Kann die Politik diese Entwicklung beschleunigen? Mit dieser Frage beschäftigen sich die Ökonomen Philippe Aghion, David Hémous, Ralf Martin und John Van Reenen der Universitäten Harvard, LSE und INSEAD. In ihrer Studie untersuchen sie, welche Faktoren ein Unternehmen dazu bringen, die Weiterentwicklung "schmutziger" Technologien zu reduzieren, und stattdessen in "grüne" Innovationen zu investieren. Hierzu nutzen sie Patentdaten der Automobil-Industrie. Sie werten die hochwertigen "triadischen" Patente aus, die gleichzeitig bei den drei grössten Patent-Behörden angemeldet werden und in der EU, den USA und in Japan geschützt sind. Die Forscher können jedem Patent den Patent-Besitzer und die Region der Patent-Entwicklung zuordnen. Sie unterscheiden zwischen "schmutzigen" und "grünen" Innovationen. "Schmutzige" Innovationen sind Patente für Verbrennungsmotoren. "Grüne" Innovationen betreffen Elektro-, Hybrid- oder Wasserstoffmotoren. Insgesamt deckt der Datensatz 6'419 grüne Patente, 18'652 schmutzige Patente und 3'432 Patentbesitzer über den Zeitraum von 1978 bis 2005 ab.

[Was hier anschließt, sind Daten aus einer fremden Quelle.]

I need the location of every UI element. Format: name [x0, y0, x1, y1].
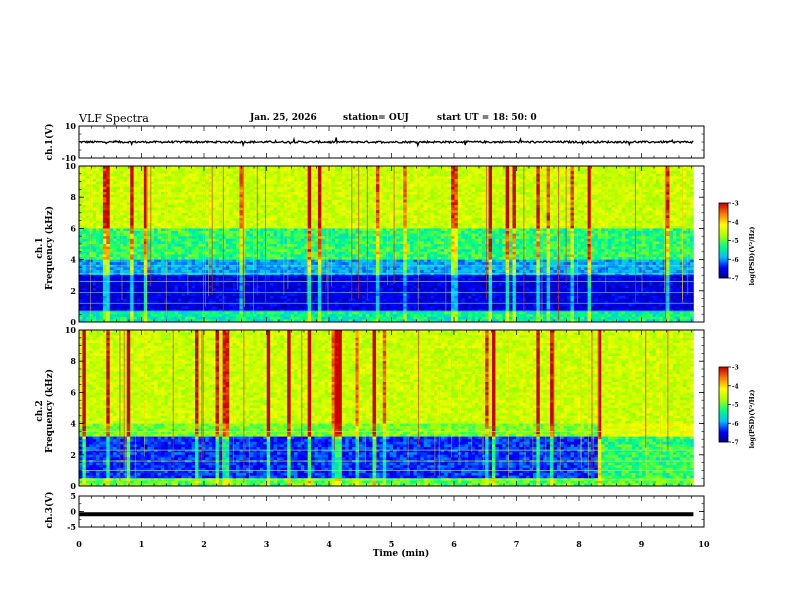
ch1-spectrogram-axes: 0 2 4 6 8 10 — [65, 161, 705, 327]
x-tick-label: 5 — [389, 539, 395, 549]
ch1-spectrogram-ylabel: ch.1 Frequency (kHz) — [35, 198, 55, 298]
ch3-voltage-axes: 5 0 -5 — [67, 491, 705, 532]
x-tick-label: 1 — [139, 539, 145, 549]
ch1-spectrogram-ytick-label: 10 — [65, 161, 77, 171]
ch3-voltage-ytick-label: 5 — [70, 491, 76, 501]
ch1-spectrogram-colorbar: -3 -4 -5 -6 -7 — [718, 201, 739, 283]
figure-title: VLF Spectra — [79, 112, 149, 125]
x-tick-label: 7 — [514, 539, 520, 549]
ch1-spectrogram-colorbar-tick: -3 — [732, 201, 739, 208]
ch2-spectrogram-colorbar: -3 -4 -5 -6 -7 — [718, 365, 739, 447]
ch1-voltage-panel — [79, 136, 694, 148]
ch1-spectrogram-colorbar-tick: -6 — [732, 257, 739, 264]
ch3-voltage-ytick-label: -5 — [67, 522, 76, 532]
ch2-spectrogram-ytick-label: 4 — [70, 419, 76, 429]
x-tick-label: 6 — [451, 539, 457, 549]
ch2-spectrogram-colorbar-tick: -4 — [732, 383, 739, 390]
ch2-spectrogram-ytick-label: 0 — [70, 481, 76, 491]
ch1-spectrogram-colorbar-tick: -5 — [732, 238, 739, 245]
ch1-voltage-trace — [79, 136, 694, 148]
ch2-spectrogram-ytick-label: 2 — [70, 450, 76, 460]
x-axis-ticks: 0 1 2 3 4 5 6 7 8 9 10 — [76, 539, 710, 549]
ch1-spectrogram-colorbar-tick: -4 — [732, 219, 739, 226]
ch1-colorbar-label: log(PSD)(V²/Hz) — [748, 216, 756, 296]
ch2-spectrogram-colorbar-tick: -6 — [732, 421, 739, 428]
ch1-spectrogram-ytick-label: 8 — [70, 192, 76, 202]
station-label: station= OUJ — [343, 113, 409, 123]
ch2-spectrogram-colorbar-tick: -3 — [732, 365, 739, 372]
x-tick-label: 10 — [698, 539, 710, 549]
x-axis-label: Time (min) — [336, 549, 466, 559]
ch1-spectrogram-ytick-label: 4 — [70, 255, 76, 265]
x-tick-label: 0 — [76, 539, 82, 549]
ch3-voltage-ytick-label: 0 — [70, 507, 76, 517]
ch1-spectrogram-colorbar-tick: -7 — [732, 276, 739, 283]
x-tick-label: 8 — [576, 539, 582, 549]
ch2-spectrogram-axes: 0 2 4 6 8 10 — [65, 325, 705, 491]
ch1-voltage-ytick-label: 10 — [65, 121, 77, 131]
ch2-spectrogram-ytick-label: 10 — [65, 325, 77, 335]
ch2-spectrogram-image — [78, 330, 694, 487]
x-tick-label: 2 — [201, 539, 207, 549]
ch1-voltage-axes: 10 -10 — [62, 121, 705, 163]
ch2-spectrogram-colorbar-tick: -7 — [732, 440, 739, 447]
ch2-spectrogram-ylabel: ch.2 Frequency (kHz) — [35, 361, 55, 461]
ch1-voltage-ytick-label: -10 — [62, 153, 77, 163]
ch1-spectrogram-ytick-label: 2 — [70, 286, 76, 296]
date-label: Jan. 25, 2026 — [250, 113, 317, 123]
x-tick-label: 9 — [639, 539, 645, 549]
ch2-colorbar-label: log(PSD)(V²/Hz) — [748, 379, 756, 459]
start-time-label: start UT = 18: 50: 0 — [437, 113, 537, 123]
ch2-spectrogram-ytick-label: 6 — [70, 387, 76, 397]
ch2-spectrogram-ytick-label: 8 — [70, 356, 76, 366]
x-tick-label: 4 — [326, 539, 332, 549]
ch1-voltage-ylabel: ch.1(V) — [45, 112, 55, 172]
ch1-spectrogram-ytick-label: 0 — [70, 317, 76, 327]
ch2-spectrogram-colorbar-tick: -5 — [732, 402, 739, 409]
ch1-spectrogram-ytick-label: 6 — [70, 223, 76, 233]
ch1-spectrogram-image — [79, 166, 694, 323]
x-tick-label: 3 — [264, 539, 270, 549]
ch3-voltage-ylabel: ch.3(V) — [45, 480, 55, 540]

Abbildung 1 zeigt die jährlichen Anmeldungen von grünen und schmutzigen Patenten. Die Anzahl der angemeldeten Patente steigt seit den 80er Jahren markant an. Vor allem nimmt der Anteil grüner Patente überdurchschnittlich stark zu. In den 80er Jahren betrug der Anteil grüner Patente, die jährlich eingereicht wurden, nur 10 Prozent der schmutzigen Patente. Im Jahr 2005 dagegen waren es schon 60 Prozent. Woran liegt das?
Ein Grund für den steigenden Anteil grüner Patente sind die Kraftstoffpreise, die seit den 90er Jahren stark gestiegen sind. Mit steigenden Preisen werden kraftstoffsparende und damit emissionsarme Lösungen immer dringlicher. Grüne Innovationen werden profitabler. Die Autoren schätzen anhand ihrer Daten, dass 10 Prozent höhere Kraftstoffpreise zu 10 Prozent mehr grünen Patenten in der Automobilindustrie führen. Gleichzeitig sinken die schmutzigen Patente um 6 Prozent. Eine Erhöhung der Kraftstoffpreise lenkt also den technologischen Wandel weg von schmutzigen und hin zu grünen Innovationen.

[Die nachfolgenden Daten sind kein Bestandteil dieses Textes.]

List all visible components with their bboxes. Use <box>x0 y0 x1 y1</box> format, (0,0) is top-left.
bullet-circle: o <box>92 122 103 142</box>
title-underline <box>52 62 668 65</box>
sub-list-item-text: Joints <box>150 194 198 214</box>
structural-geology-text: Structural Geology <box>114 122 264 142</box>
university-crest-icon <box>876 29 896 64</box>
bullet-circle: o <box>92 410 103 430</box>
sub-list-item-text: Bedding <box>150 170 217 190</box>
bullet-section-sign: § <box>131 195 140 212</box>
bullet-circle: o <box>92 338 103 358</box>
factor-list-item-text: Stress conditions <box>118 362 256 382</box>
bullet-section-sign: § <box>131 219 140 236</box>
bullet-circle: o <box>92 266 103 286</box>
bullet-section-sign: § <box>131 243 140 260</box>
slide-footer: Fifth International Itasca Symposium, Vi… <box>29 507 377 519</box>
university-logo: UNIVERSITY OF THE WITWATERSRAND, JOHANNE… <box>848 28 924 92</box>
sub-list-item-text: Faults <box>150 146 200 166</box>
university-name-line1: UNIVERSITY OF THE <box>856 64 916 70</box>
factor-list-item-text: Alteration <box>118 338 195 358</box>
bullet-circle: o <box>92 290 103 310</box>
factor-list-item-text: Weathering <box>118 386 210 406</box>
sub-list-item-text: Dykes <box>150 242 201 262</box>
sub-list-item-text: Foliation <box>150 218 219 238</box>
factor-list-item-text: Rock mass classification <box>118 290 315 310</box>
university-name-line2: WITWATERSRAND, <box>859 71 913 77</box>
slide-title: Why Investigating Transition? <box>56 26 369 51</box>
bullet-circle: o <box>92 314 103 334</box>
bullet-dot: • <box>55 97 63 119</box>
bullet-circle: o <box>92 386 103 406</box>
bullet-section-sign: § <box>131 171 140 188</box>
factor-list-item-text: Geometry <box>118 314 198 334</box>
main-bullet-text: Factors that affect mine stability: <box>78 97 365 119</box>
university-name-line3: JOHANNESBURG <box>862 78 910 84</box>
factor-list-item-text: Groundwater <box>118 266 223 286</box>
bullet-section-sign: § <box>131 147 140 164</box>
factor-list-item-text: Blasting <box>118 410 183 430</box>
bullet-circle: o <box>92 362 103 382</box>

Steigen die Kraftstoffpreise, investieren die Unternehmen mehr in "grüne" und weniger in "schmutzige" Innovation. 10 Prozent höhere Preise führen zu 10 Prozent mehr "grünen" Patenten.
Reichen höhere Kraftstoffpreise aus, um die Richtung des technologischen Wandels zu ändern? Nicht wirklich. Die Unternehmen haben in der Vergangenheit viel spezifisches Knowhow aufgebaut. Daher ist es schwer, die Richtung der Innovation zu ändern. Die Wissenschaftler zeigen, dass Unternehmen, die in der Vergangenheit hauptsächlich schmutzige Patente angemeldet haben, mit einer um viermal höheren Wahrscheinlichkeit auch künftig schmutzige Patente auf den Markt bringen, anstatt in grüne Lösungen zu investieren. Das Gleiche gilt auch für grüne Innovation. Hat ein Unternehmen in der Vergangenheit schon viele grüne Patente entwickelt, dann wird es sehr wahrscheinlich diesen Innovationspfad auch in Zukunft fortsetzen.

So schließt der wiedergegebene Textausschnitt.